Although the GOP reluctantly consented to a short-term fix to end the 16-day government shutdown, the world remains tense about the growing brinkmanship in Congress, which some fear is now what to expect. Martin Hennecke, chief economist at the Henley Group, feels the shutdown crisis may move central banks, such as China's, to dump U.S. Treasury bonds and move quickly into assets denominated in other currencies.
In fact, Liu Chang has written an editorial for China's Xinhua news agency, which has been picked up worldwide, calling for a "de-Americanized world." Foreign Policy has reported, "Journalist's Call for de-Americanized World." An Oct. 13 editorial in Xinhua, which is China's largest news agency, has called for a "de-Americanized world" in view of Washington's fiscal dysfunction. However, Foreign Policy claims this op-ed does not necessarily represent the views of the Communist Chinese Party.

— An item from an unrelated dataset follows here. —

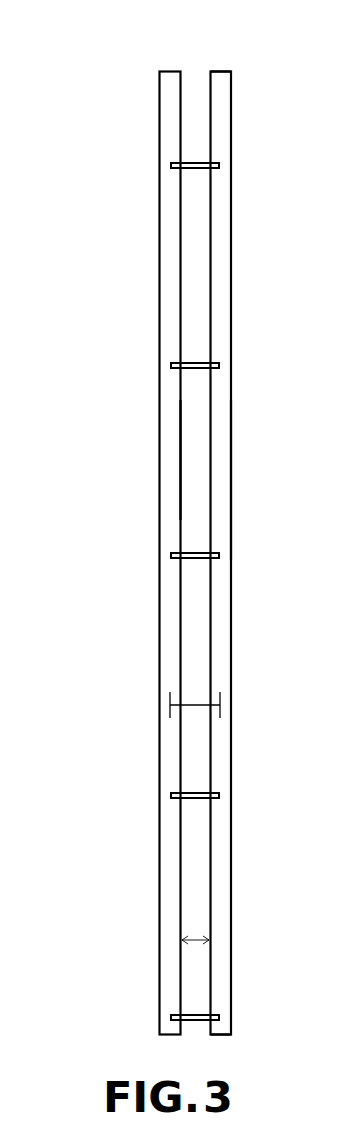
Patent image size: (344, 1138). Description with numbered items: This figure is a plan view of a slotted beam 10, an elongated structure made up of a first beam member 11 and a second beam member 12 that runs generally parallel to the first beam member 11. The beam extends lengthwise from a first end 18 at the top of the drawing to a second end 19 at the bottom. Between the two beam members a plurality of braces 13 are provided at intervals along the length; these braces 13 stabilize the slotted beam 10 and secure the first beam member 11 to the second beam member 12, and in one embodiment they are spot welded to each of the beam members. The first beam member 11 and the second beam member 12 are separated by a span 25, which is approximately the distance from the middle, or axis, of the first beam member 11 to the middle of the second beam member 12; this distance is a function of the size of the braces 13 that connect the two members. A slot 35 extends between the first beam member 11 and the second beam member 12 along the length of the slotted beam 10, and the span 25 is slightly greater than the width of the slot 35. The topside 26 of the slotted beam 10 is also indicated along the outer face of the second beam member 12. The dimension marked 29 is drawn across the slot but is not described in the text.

China's Ministry of Foreign Affairs issued an official comment on the fiscal crisis, saying, "China and the U.S. are economically intertwined and inseparable. We hope that the U.S. can resolve this issue and ensure the security of Chinese assets in the U.S." Nevertheless, the bottom line actually is nothing very controversial appears to be open for publication by Xinhua without clearance from the Chinese Communist Party. This realization opens up pandora's box regarding what this all could mean for American interests worldwide.